Obwohl wir uns bis dahin wirklich schon über vieles mit Chase unterhalten hatten, erfuhren wir die wohl spannendste Geschichte über ihn erst in unseren letzten Stunden in Wellington. Beim Essen ließ er eher beiläufig fallen, dass er in der Hobbit-Trilogie mitgespielt hat. Oha, das wollten wir aber genauer wissen! Uns so kam heraus, dass wir gerade mit dem Legolas-Double* an einem Tisch saßen. Na hola! Wer sich jetzt wundert, wie denn Chase den ihm überhaupt nicht ähnlich sehenden Orlando Bloom doubeln konnte, der ist mit seiner Frage nicht allein. Uns ging es genau so, doch Chase lieferte prompt die Erklärung: Um in Szenen, in denen Elfen, Menschen, Zwerge und Hobbits gleichzeitig auftreten, muss der Größenunterschied zwischen den hochgewachsenen Elfen und den kleineren Wesen wie Zwerge oder Hobbits deutlich sein. Da aber die Schauspieler in Wirklichkeit alle etwa gleich groß sind, braucht es Größendouble. In allen Szenen, in denen man also Legolas neben einer kleineren Figur sieht, kam Chase zum Einsatz. Durch seine Größe von über zwei Metern überragte er die „normalgroßen“, wie ein Elf jeden Mensch oder gar Zwerg überragen würde. Dann wurde die gleiche Szene nochmal mit Orlando Bloom gedreht und anschließend per Computer einfach das Gesicht ausgetauscht. So die simple Variante der Technik, schloss Chase seine Erklärung.

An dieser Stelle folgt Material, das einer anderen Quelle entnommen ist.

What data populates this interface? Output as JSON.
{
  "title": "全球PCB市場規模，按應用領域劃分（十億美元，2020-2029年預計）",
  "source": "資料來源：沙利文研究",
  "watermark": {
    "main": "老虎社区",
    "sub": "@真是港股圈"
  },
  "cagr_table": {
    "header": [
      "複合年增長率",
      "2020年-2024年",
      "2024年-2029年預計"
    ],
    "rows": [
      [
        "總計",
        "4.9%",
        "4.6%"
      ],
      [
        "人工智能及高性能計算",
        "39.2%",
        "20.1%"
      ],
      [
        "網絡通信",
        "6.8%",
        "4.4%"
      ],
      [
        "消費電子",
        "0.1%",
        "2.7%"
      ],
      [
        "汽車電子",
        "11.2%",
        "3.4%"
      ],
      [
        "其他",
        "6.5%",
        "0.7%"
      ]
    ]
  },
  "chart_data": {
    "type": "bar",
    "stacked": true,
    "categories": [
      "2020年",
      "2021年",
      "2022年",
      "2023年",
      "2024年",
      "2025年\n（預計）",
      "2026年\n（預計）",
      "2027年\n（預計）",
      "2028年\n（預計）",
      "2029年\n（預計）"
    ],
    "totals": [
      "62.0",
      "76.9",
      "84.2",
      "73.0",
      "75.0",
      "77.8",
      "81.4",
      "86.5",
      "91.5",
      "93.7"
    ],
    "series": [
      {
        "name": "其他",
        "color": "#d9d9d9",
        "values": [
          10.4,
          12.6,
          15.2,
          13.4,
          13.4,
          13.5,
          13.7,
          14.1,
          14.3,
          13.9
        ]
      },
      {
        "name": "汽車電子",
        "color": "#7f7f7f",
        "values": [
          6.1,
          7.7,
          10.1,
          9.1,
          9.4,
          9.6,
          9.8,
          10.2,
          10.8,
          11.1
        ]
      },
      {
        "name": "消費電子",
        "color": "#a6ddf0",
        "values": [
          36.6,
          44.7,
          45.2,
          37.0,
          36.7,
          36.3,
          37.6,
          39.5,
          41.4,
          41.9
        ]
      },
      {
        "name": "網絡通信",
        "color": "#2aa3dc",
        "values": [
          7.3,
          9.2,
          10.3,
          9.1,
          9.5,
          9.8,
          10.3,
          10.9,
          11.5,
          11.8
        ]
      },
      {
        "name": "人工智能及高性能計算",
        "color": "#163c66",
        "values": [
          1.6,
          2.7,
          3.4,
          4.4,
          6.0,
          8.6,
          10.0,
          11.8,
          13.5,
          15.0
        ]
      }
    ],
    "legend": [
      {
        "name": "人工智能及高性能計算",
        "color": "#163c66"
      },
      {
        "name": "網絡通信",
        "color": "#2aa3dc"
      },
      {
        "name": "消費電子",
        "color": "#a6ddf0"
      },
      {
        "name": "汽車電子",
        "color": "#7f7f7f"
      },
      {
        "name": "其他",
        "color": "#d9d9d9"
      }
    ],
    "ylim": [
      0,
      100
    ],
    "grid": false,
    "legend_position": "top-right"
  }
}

Daraufhin zeigte er uns stolz die einzige materielle Erinnerung, die er an die Drehzeit hat, da ihm strengstens und vertraglich verboten wurde, Fotos zu schießen: Seine originalen Elfenohren, von denen ihm für jede Szene ein neues Paar angefertigt wurde.  

Dank Original-Requiste der Hobbitfilme kurzzeitig zur Elfe mutiert
Dank Original-Requiste der Hobbitfilme kurzzeitig zur Elfe mutiert

Die „sozialen Reserven“ aufgetankt, bedankten wir uns bei Chase für das wirklich gelungene Wochenende und stiegen am späten Sonntagnachmittag wieder in unseren Camper. Wer hätte gedacht, dass aus dem beiläufigen Plausch in Christchurch die tolle Möglichkeit, in Wellington zwei so ereignisreiche Tage zu erleben, entstehen würde. Aber das ist ja das schöne am Reisen: Oft kommt es ganz anders als man denkt.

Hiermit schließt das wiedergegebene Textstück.